A month and five days after the Central American Free Trade Agreement (CAFTA) came into force, Guatemalan President Oscar Berger popped up last weekend with the unsurprising news that in practice it seems to be working to the sole advantage of the United States:
"United States is dumping on us, selling us things and demanding we purchase what they want, but it does not accept our goods," he griped.
To date no Guatemalan company has passed the US health inspections which are geared to protect farmers up there who receive state subsidies not only to produce, but also to export, and are thus able to offload their chicken parts on Guatemala at prices below the actual cost of production.
Berger has threatened to denounce the US to the WTO for this kind of flagrant dumping, but stopped short of hiking up chicken import taxes, a move favoured by two Guatemalan businessmen that this week found themselves subjected to a motion for reconsideration of juristictional decision in regard to their trial for fraud.

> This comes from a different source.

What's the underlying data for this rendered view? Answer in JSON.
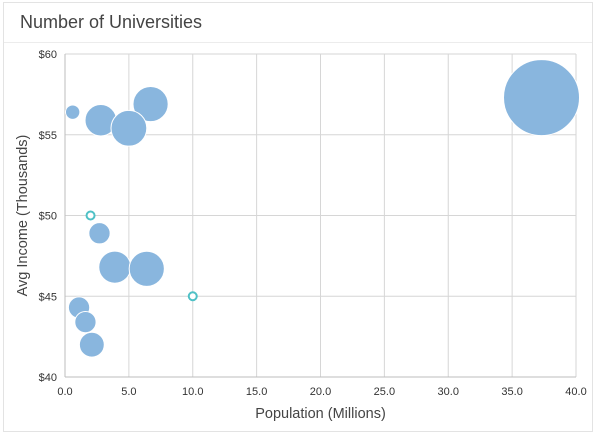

These men are Dionisio Gutiérrez Mayorga and Juan Luis Bosch, controlling shareholders of Pollo Campero. Robert Amsterdam, the Florida-based attorney acting for LISA S.A. (a firm the duo supposedly defrauded of millions of dollars in dividends) wants the lawsuit relocated back to the US Courts, and has linked the Guatemalans' attempts to use their corrupt influence to have poultry import duties raised to a comprehensive set of endemic evils afflicting their country:
"The impunity behind the tragic situation of feminicide, the unresolved human rights crimes of the armed conflict, and the lawlessness of the maras is the same impunity of these high- profile white collar offenses. We must all work together to put an end to it."
There may be assymetries in CAFTA but there's a rather neat symmetry between the two kinds of impunity at work here in the poultry products trade!